Some died long ago, like Martin Luther King, Jr., Medgar Evers, and the four little girls who died in their Alabama church: Addie Mae Collins, Cynthia Wesley, Carole Robertson, and Carol Denise McNair. Not all of those people pictured were from the United States; Steve Biko, a South African, also died fighting against racism.
These faces and names needed to continue to tell their story. The “Say Their Names” memorial was meant to travel, and during the sweltering heat of August, the leaders of the church welcomed the memorial, installed on a chain-link fence outside an empty playground in the month before preschool would start again.

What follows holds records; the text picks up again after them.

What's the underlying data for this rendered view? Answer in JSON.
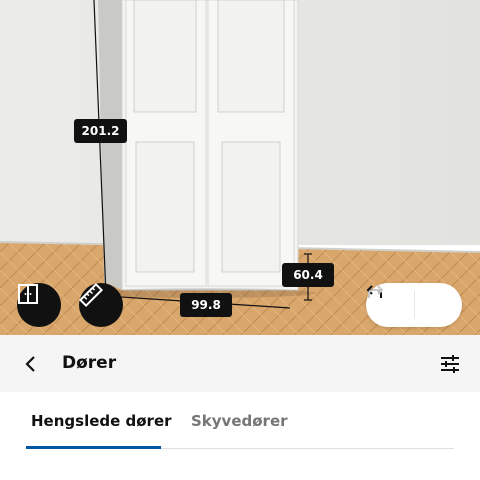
{
  "dimensions": {
    "height": "201.2",
    "width": "99.8",
    "depth": "60.4"
  },
  "tools": {
    "door_icon": "double-door-icon",
    "ruler_icon": "ruler-icon",
    "undo_icon": "undo-icon",
    "redo_icon": "redo-icon"
  },
  "header": {
    "back_icon": "chevron-left-icon",
    "title": "Dører",
    "filter_icon": "sliders-icon"
  },
  "tabs": [
    {
      "label": "Hengslede dører",
      "active": true
    },
    {
      "label": "Skyvedører",
      "active": false
    }
  ],
  "colors": {
    "accent": "#0058a3",
    "label_bg": "#111111",
    "header_bg": "#f5f5f5"
  }
}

We were glad to provide hospitality, even though there was concern about “what people would think,” but people in the neighborhood seemed supportive. Parents took their children to the memorial. At the end of August, the organizers of the anti-racism group found another home for the memorial and it traveled on to another location, exactly as it had been planned.
A few days later, I got a phone call in the church office: a man had some questions about the “Say Their Names” memorial. His voice was friendly, he asked, Why was it taken down? I explained the group organizing the memorial intended to move it around every month so that more people could see it; I told him where I thought the new location would be.
Then he said he wanted to look at the names again and find their dirty little rap sheets because these people weren’t victims, they’re criminals. And immediately he hung up the phone.
Criminals? What a strange word for people who had died for no reason other than the color of their skin. Criminal is a strange word for a dead child.
Criminal is also a strange word for the savior of the world. But that’s exactly the way Jesus died—executed unjustly as a criminal, brutally so that everyone watching would know who has the power to decide between life and death. Brutal enough to make the bystanders wonder, maybe he did something to deserve this?
God isn’t sitting back and letting this happen; God is the one hanging on the cross, experiencing the pain. God knows the pain of an unjust death. God knows the pain of someone gone too soon. God knows the pain of losing a child. God knows the helplessness of “you can’t win.” God knows what it feels like to be unable to breathe.
In all the ways that human beings can suffer, God suffers too. In his book, The Cross and the Lynching Tree, James Cone writes, “the real scandal of the Gospel is this: humanity’s salvation is revealed in the cross of the condemned criminal Jesus, and humanity’s salvation is available only through our solidarity with the crucified people in our midst.”